C’est dans le cadre merveilleux de son dernier né, le B, qui a pris ses quartiers sur le rooftop de Aïshti by the sea, que Michel Eléftériadès nous reçoit. Pourquoi B? «B comme Beautiful people, comme Beyrouth, Byzance, Belgrade, ou BB, ou encore Batikh, Bouza, Biscine, Bolice et la liste est encore longue», confie ironiquement l’empereur du Nowheristan. Mais tout simplement, c’est aussi B by Eléftériadès, une signature qui garantit à elle seule le succès de cette nouvelle entreprise.

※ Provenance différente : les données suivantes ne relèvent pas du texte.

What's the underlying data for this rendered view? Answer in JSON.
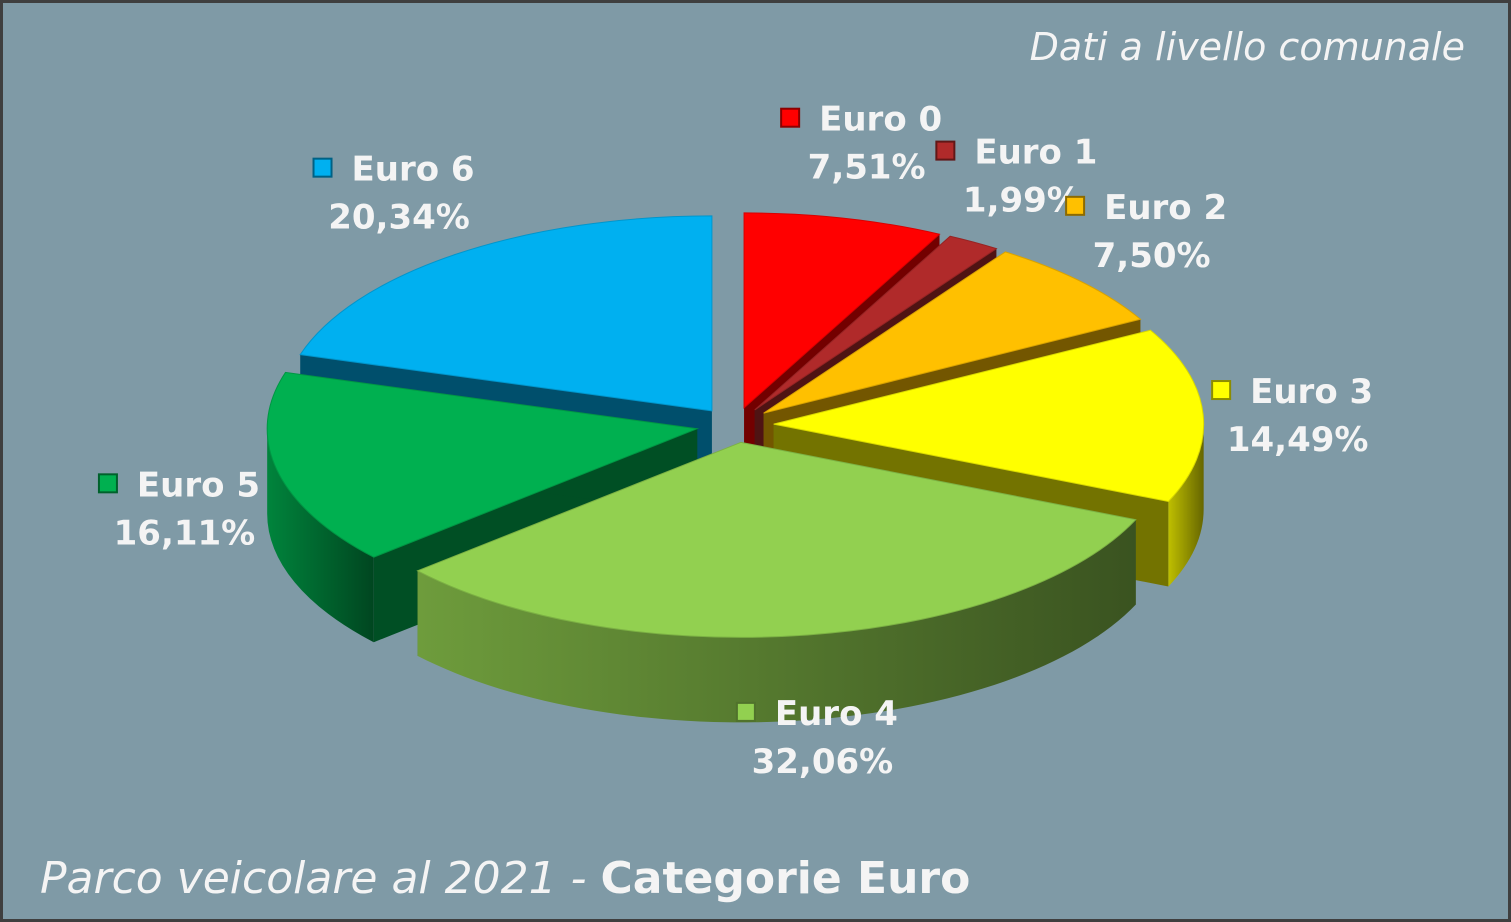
{
  "chart_data": {
    "type": "pie3d",
    "title": [
      "Parco veicolare al 2021 -",
      "Categorie Euro"
    ],
    "subtitle": "Dati a livello comunale",
    "categories": [
      "Euro 0",
      "Euro 1",
      "Euro 2",
      "Euro 3",
      "Euro 4",
      "Euro 5",
      "Euro 6"
    ],
    "values": [
      7.51,
      1.99,
      7.5,
      14.49,
      32.06,
      16.11,
      20.34
    ],
    "value_labels": [
      "7,51%",
      "1,99%",
      "7,50%",
      "14,49%",
      "32,06%",
      "16,11%",
      "20,34%"
    ],
    "colors": [
      "#ff0000",
      "#b02a2a",
      "#ffc000",
      "#ffff00",
      "#92d050",
      "#00b050",
      "#00b0f0"
    ]
  }
}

Dans ce décor où les reflets des statues de bronze et d’acier façonnées par Michel Eléftériadès s’allient aux lueurs du soleil couchant, aucune œuvre n’a été achetée. «J’ai créé moi-même ces statues. Quand on dort peu, on a le temps de faire beaucoup de choses». Brillant homme d’affaires, il parle de ses débuts et de ses années d’exil pour des raisons purement politiques. «Je n’ai jamais été intéressé par l’argent et celui-ci n’a rien changé dans mon mode de vie. Je ne porte jamais d’habits de marque et je ne fréquente pas les endroits à la mode. Ce qui m’intéresse, c’est de réaliser des projets que j’aime et j’ai le privilège d’avoir fait des choses que j’apprécie moi-même». Le secret de son succès?

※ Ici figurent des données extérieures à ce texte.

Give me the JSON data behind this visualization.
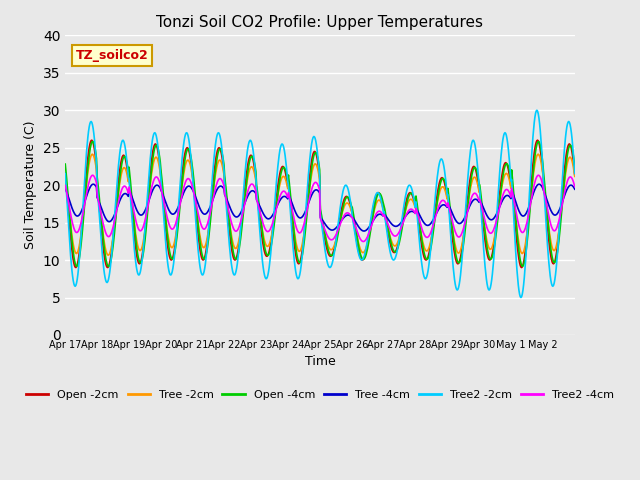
{
  "title": "Tonzi Soil CO2 Profile: Upper Temperatures",
  "xlabel": "Time",
  "ylabel": "Soil Temperature (C)",
  "annotation": "TZ_soilco2",
  "ylim": [
    0,
    40
  ],
  "yticks": [
    0,
    5,
    10,
    15,
    20,
    25,
    30,
    35,
    40
  ],
  "series_colors": {
    "Open -2cm": "#cc0000",
    "Tree -2cm": "#ff9900",
    "Open -4cm": "#00cc00",
    "Tree -4cm": "#0000cc",
    "Tree2 -2cm": "#00ccff",
    "Tree2 -4cm": "#ff00ff"
  },
  "xtick_labels": [
    "Apr 17",
    "Apr 18",
    "Apr 19",
    "Apr 20",
    "Apr 21",
    "Apr 22",
    "Apr 23",
    "Apr 24",
    "Apr 25",
    "Apr 26",
    "Apr 27",
    "Apr 28",
    "Apr 29",
    "Apr 30",
    "May 1",
    "May 2"
  ],
  "bg_color": "#e8e8e8",
  "plot_bg": "#e8e8e8",
  "grid_color": "#ffffff",
  "annotation_bg": "#ffffcc",
  "annotation_border": "#cc9900",
  "n_days": 16,
  "pts_per_day": 48,
  "base_mean": 17.5,
  "open2_amp": [
    8.5,
    7.5,
    8.0,
    7.5,
    7.5,
    7.0,
    6.0,
    7.5,
    4.0,
    4.5,
    4.0,
    5.5,
    6.5,
    6.5,
    8.5,
    8.0
  ],
  "tree2_amp": [
    11.0,
    9.5,
    9.5,
    9.5,
    9.5,
    9.0,
    9.0,
    9.5,
    5.5,
    4.5,
    5.0,
    8.0,
    10.0,
    10.5,
    12.5,
    11.0
  ],
  "day_mean": [
    17.5,
    16.5,
    17.5,
    17.5,
    17.5,
    17.0,
    16.5,
    17.0,
    14.5,
    14.5,
    15.0,
    15.5,
    16.0,
    16.5,
    17.5,
    17.5
  ]
}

«Mon courage ou ma témérité. Je n’ai jamais peur de perdre de l’argent et l’opinion des gens m’importe peu». Pour lui, la vie est un casino. «Certains jouent de l’argent, moi des projets».
Artiste et homme d’affaires, Michel Eléftériadès est diplômé de l’ALBA et de l’Ecole des Beaux Arts de Nantes, où il a suivi une formation en peinture, sculpture et arts plastiques. Un grand talent et une capacité énorme de travail figurent aussi parmi les clés de sa réussite. «J’ai une grande endurance au travail. Par exemple, je viens de sortir d’une période de travail de sept mois d’affilée, de 17 à 20 heures par jour, sans prendre un seul jour de congé».

Des années difficiles
Pourtant, les choses n’ont pas toujours été faciles pour Michel Eléftériadès. Après des débuts tumultueux et des années d’exil pour des raisons politiques, entre la France, Cuba et les pays de l’Est, ce n’est qu’en 1998 qu’il rentre au Liban, où il crée son premier club, Amor y libertad (Amore pour les habitués), dédié à la culture cubaine. En 1999, il relance le Festival de Byblos, lui donnant une carrure internationale, et décide de le déplacer sur la mer, contrairement à l’avis de la municipalité et des habitants de Jbeil, qui estimaient que le festival devait se tenir dans la citadelle.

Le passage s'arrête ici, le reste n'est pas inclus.